A submarine on the ocean surface gets a sonar echo indicating an underwater object. The echo comes back at an angle of 20* above the horizontal and the echo took 2.32s to get back to the submarine. What is the object's depth?

Homework Equations

delta of theta = (2pi/lambda) * (delta of L)

I = (P)/(4piR^2) and (I2/I1) = (R1/R2)^2

The Attempt at a Solution

I really have no idea where to begin this problem. I can't really visualize it...if the submarine is on the ocean's surface and emits a sonar signal, shouldn't the echo be coming up from under the submarine vertically? Why is it 20* above the horizontal? I tried drawing a diagram but I don't know what it should look like with the information given. Also, I have no idea what equation would be best to use either. (I have more equations, I just thought that these would be the most helpful for the problem.)

Homework Statement

A person has a hearing loss of 30dB for a particular frequency. What is the sound intensity that is heard at this frequency that has an intensity of the threshold of pain?

Homework Equations

same I equations as above and B = 10log(I/Io)

Ip = 1.0W/m^2

The Attempt at a Solution

Here is what I did:

log (I / 1.0W/m^2) = 3B
I = 10^3 W/m^2

Am I totally off on what the question is asking me to do?

THANKS!

 

[stinlin]

Ok, for the first one...

I'm not quite sure if what I did was correct, but I'll give you my two cents.

http://img184.imageshack.us/img184/51/subto4.gif

So from that drawing, you can see kind of how I pictured it. If that's the case, you know v = 343 m/s (speed of sound in air...you'll probably need to speed of sound in water for this problem which I don't know). You also know t = 2.32 s, and that the angle is 20 degrees.

I figured that the distance down was d, and the hypotenuse was d/sin(20) by trig. Adding these two numbers, you find the total distance traveled by the sound to be d + d/sin(20), or what I thought was easier, ( d (sin(20) + 1 ) )/sin(20). Since you can assume that the acceleration is zero for sound, you can simply use d = vt.

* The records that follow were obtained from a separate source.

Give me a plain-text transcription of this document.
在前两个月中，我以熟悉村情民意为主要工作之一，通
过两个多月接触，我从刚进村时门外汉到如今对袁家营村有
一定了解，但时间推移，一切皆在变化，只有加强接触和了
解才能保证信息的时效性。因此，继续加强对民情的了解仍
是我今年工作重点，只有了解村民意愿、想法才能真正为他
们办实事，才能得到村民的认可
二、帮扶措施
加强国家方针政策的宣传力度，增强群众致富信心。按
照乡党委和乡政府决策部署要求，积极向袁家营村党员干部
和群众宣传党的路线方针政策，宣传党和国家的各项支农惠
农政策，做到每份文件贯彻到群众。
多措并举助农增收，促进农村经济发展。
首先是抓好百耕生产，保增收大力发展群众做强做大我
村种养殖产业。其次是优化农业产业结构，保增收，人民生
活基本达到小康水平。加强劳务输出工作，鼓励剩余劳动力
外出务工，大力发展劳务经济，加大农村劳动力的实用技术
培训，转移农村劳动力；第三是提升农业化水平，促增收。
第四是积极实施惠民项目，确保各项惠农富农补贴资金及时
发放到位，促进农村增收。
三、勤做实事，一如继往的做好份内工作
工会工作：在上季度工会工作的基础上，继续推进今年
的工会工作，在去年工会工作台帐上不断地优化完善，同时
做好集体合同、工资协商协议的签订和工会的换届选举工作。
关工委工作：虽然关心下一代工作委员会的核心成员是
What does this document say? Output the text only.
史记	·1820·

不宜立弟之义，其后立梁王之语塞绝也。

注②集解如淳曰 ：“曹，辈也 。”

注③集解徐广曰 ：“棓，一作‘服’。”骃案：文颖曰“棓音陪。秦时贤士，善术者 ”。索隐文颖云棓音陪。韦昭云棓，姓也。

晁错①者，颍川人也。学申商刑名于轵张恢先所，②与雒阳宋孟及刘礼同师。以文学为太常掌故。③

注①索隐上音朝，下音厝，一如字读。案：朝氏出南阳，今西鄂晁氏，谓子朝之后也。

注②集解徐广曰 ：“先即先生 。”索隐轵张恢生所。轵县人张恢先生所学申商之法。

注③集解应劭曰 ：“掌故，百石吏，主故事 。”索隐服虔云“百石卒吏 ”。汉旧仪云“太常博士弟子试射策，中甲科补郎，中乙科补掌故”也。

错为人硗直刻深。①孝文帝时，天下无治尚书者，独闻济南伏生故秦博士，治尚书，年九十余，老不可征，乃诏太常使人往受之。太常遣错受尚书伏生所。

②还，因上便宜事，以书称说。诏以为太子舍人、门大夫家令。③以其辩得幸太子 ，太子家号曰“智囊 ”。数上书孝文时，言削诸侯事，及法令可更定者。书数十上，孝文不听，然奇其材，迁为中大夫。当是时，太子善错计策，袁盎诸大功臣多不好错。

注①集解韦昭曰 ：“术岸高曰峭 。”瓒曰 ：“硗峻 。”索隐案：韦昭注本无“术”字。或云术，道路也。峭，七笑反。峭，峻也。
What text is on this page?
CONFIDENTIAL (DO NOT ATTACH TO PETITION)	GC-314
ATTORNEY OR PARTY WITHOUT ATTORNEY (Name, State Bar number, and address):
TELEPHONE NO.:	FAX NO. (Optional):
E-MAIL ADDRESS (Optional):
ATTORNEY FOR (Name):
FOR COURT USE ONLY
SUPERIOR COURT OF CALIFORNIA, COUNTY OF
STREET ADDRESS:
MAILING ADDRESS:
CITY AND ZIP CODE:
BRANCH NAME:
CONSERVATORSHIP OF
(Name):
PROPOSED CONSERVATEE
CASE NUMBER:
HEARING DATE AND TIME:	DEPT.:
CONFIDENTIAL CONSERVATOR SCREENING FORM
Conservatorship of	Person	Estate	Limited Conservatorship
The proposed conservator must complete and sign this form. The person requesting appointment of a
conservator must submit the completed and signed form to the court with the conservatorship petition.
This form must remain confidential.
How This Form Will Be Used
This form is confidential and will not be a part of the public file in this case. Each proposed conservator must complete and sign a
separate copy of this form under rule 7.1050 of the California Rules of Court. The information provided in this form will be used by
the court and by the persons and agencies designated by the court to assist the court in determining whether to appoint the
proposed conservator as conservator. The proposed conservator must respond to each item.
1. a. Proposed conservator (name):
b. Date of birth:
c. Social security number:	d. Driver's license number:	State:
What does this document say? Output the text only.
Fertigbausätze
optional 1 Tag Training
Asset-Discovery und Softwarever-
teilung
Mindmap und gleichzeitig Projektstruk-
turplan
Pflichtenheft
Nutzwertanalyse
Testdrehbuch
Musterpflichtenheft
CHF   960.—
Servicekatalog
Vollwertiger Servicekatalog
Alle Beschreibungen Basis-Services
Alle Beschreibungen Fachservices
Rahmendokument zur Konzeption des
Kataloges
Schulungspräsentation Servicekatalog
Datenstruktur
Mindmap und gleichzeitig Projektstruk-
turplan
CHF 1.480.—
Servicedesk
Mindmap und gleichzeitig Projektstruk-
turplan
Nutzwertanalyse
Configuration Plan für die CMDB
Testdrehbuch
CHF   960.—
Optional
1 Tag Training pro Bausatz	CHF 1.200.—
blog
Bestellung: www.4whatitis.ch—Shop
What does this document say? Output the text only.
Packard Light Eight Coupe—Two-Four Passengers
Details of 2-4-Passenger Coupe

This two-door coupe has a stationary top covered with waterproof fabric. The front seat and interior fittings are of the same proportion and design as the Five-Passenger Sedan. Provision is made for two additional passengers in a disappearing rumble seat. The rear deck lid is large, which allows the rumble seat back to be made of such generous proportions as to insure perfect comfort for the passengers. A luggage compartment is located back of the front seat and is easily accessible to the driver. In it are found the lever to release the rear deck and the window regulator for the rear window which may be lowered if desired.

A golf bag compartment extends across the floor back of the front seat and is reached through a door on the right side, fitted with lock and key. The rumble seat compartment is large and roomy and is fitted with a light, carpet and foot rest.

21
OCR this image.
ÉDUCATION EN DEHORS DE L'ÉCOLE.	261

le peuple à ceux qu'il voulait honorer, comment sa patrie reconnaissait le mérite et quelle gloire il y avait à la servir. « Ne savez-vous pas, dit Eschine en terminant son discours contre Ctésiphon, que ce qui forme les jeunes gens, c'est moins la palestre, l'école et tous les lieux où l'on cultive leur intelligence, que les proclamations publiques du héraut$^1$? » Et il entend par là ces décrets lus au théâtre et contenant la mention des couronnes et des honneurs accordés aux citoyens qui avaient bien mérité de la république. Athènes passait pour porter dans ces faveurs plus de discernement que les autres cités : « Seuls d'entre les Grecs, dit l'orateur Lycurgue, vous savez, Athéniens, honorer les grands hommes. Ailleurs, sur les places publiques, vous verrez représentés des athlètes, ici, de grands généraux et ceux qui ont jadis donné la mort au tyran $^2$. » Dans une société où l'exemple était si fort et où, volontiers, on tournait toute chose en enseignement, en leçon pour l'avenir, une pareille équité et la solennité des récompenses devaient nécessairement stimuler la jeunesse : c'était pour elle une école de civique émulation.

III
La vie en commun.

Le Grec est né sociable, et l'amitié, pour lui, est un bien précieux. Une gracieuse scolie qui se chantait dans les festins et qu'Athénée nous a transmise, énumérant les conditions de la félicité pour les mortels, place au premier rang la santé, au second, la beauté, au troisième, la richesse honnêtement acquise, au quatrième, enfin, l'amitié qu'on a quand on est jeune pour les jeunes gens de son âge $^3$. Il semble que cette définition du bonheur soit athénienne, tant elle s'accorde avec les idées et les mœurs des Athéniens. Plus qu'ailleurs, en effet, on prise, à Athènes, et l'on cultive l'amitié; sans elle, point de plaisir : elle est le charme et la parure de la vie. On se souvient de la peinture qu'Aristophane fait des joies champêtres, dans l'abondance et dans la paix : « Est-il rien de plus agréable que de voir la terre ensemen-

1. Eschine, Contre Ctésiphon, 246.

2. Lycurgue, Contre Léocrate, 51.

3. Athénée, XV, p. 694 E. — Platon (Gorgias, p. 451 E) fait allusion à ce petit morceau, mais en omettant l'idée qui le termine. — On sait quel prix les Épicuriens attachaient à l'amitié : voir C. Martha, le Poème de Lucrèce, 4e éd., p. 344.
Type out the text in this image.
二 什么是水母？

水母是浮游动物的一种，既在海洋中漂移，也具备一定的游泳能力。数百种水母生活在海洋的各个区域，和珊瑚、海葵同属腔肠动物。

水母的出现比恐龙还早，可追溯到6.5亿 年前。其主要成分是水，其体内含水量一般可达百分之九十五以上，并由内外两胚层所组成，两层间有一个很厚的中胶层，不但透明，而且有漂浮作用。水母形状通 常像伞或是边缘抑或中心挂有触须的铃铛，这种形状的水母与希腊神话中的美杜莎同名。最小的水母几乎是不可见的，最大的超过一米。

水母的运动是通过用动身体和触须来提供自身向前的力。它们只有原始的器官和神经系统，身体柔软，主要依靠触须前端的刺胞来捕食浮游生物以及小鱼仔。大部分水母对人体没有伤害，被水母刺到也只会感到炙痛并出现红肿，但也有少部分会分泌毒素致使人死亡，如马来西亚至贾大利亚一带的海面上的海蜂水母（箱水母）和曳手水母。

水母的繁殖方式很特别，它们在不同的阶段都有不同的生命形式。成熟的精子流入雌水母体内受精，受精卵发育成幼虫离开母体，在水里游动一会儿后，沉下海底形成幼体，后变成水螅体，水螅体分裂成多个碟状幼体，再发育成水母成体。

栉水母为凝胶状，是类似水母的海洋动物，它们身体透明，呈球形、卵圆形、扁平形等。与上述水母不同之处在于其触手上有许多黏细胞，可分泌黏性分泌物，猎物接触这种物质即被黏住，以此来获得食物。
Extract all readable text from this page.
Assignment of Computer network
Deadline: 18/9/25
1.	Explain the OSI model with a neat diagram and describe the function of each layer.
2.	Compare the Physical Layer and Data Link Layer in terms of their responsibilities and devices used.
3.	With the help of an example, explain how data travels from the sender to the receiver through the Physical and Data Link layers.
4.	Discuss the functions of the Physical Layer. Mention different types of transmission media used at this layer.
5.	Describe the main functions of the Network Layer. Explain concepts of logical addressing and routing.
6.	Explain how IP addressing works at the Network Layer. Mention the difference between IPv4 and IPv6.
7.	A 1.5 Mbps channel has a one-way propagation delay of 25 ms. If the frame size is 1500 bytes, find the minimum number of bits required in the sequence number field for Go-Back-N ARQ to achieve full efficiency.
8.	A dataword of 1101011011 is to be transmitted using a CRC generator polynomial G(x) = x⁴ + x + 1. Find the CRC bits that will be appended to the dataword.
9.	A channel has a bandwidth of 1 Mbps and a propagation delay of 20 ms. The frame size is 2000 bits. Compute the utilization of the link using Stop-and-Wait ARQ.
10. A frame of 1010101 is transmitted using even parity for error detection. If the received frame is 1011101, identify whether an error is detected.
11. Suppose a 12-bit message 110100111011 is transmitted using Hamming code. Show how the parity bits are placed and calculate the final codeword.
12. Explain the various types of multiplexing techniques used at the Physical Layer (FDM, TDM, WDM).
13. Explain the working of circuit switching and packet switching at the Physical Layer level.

Your equation should look something similar to:

d = (v * t * sin(20)) / (sin(20) + 1)

I got 202.8 m using the speed of sound in air. Using the correct value for the speed of sound in water should change your answer...But again, I have no idea if I thought of the question correctly either.

 

[akd28]

Your figure makes sense but the problem states that the echo comes back at an "angle 20* ABOVE the horizontal". That's the part that confuses me.